The only place Lucas could have been taken was down this street. He wouldn’t have gone down Salmon Street back towards Main Street; it would have taken him, in his injured condition, too long to get to Main Street and across to the next road before I or the officer or someone else saw him. His only option was into the pond. 

I run to the water’s edge and hastily take off my shoes and socks. I realize I am crying. When I dive into the pond, my tears mix with the saltwater and my torment dissolves. I swim into the depths, looking into the sand for any sign of hope. I no longer feel any emotion from desiderium; I feel nothing as I go deeper into the range of brown sludge and large rocks. I am running out of breath. I propel myself to the surface and think about what I am doing. They already did a mediocre investigation of Lucas’s disappearance and had looked thoroughly in the water. There were no signs of him anywhere. But there is one place I am sure they didn’t look.

I take a few short puffs, then a deep one, and plunge back into the water. Out of the uniform green of the pond, a black circle materializes. As I get closer, it appears as a pipe on the side of the pond. We used to play in this pond when we were little, but we were always afraid to go near the pipe. I’m not afraid now. I float into the dark portal. The pipe is large enough for someone to swim comfortably in without brushing the grimy walls. 

It engulfs me and I swim deeper. Lucas and I used to have breath-holding contests, so I can easily hold my breath for 30 seconds underwater.

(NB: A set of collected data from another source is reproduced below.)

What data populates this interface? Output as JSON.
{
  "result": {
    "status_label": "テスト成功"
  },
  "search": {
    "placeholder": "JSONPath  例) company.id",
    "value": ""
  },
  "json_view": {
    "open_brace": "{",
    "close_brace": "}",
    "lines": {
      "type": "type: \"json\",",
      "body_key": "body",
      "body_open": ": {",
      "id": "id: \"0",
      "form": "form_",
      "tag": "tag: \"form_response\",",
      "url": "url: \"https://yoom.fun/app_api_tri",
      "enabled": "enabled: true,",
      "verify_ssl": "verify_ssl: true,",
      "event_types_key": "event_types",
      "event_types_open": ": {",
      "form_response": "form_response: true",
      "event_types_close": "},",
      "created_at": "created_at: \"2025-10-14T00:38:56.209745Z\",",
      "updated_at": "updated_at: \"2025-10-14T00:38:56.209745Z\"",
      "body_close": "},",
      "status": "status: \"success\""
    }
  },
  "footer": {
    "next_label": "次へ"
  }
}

It gets darker and darker as I go deeper. My heart starts to beat faster. I don’t look back. I swim. I think about Uncle Fred. It wasn’t Fred. He wasn’t wet when I blacked out. Not even slightly moist. And even if he was wearing the same face, I’m sure it was a coincidence; he just has limited facial vocabulary. And I know he wouldn’t do it; he’s a good man. I hope they acquit him.

I hit something in the pipe. I reach my hand out and it touches something soft. My eyes try to focus in the water, and slowly the figure develops. I can see that the form is roughly humanoid. The next step – now I am sure it is a human – the shape of the head and neck and arms and legs are all clearly visible, shining in the black pipe. After a few seconds, I can finally make out the details: gross and slimy with bones peaking through and filth smudging the features.

Lucas lays in front of me in a decayed aquatic clutter. I feel a vacuum clenching my throat and lungs. I have mental vertigo.

Looking up slowly, afraid to look at my eroding brother any longer, I set my eyes on a glimmering figure further down the pipe. It is harder to make out, but the placement of the highlights clues me that it is another human. This one is taller than my brother. Beside it lies a transparent plastic object. I realize it is a snorkel.

It’s too much on my lungs. I know I won’t be able to reach the surface; it’s too far away by now, and I can feel myself collapsing. I don’t want to leave Lucas; I have finally found him. I feel effervescence around me, spreading through my body with calm sleep, until I don’t feel anything.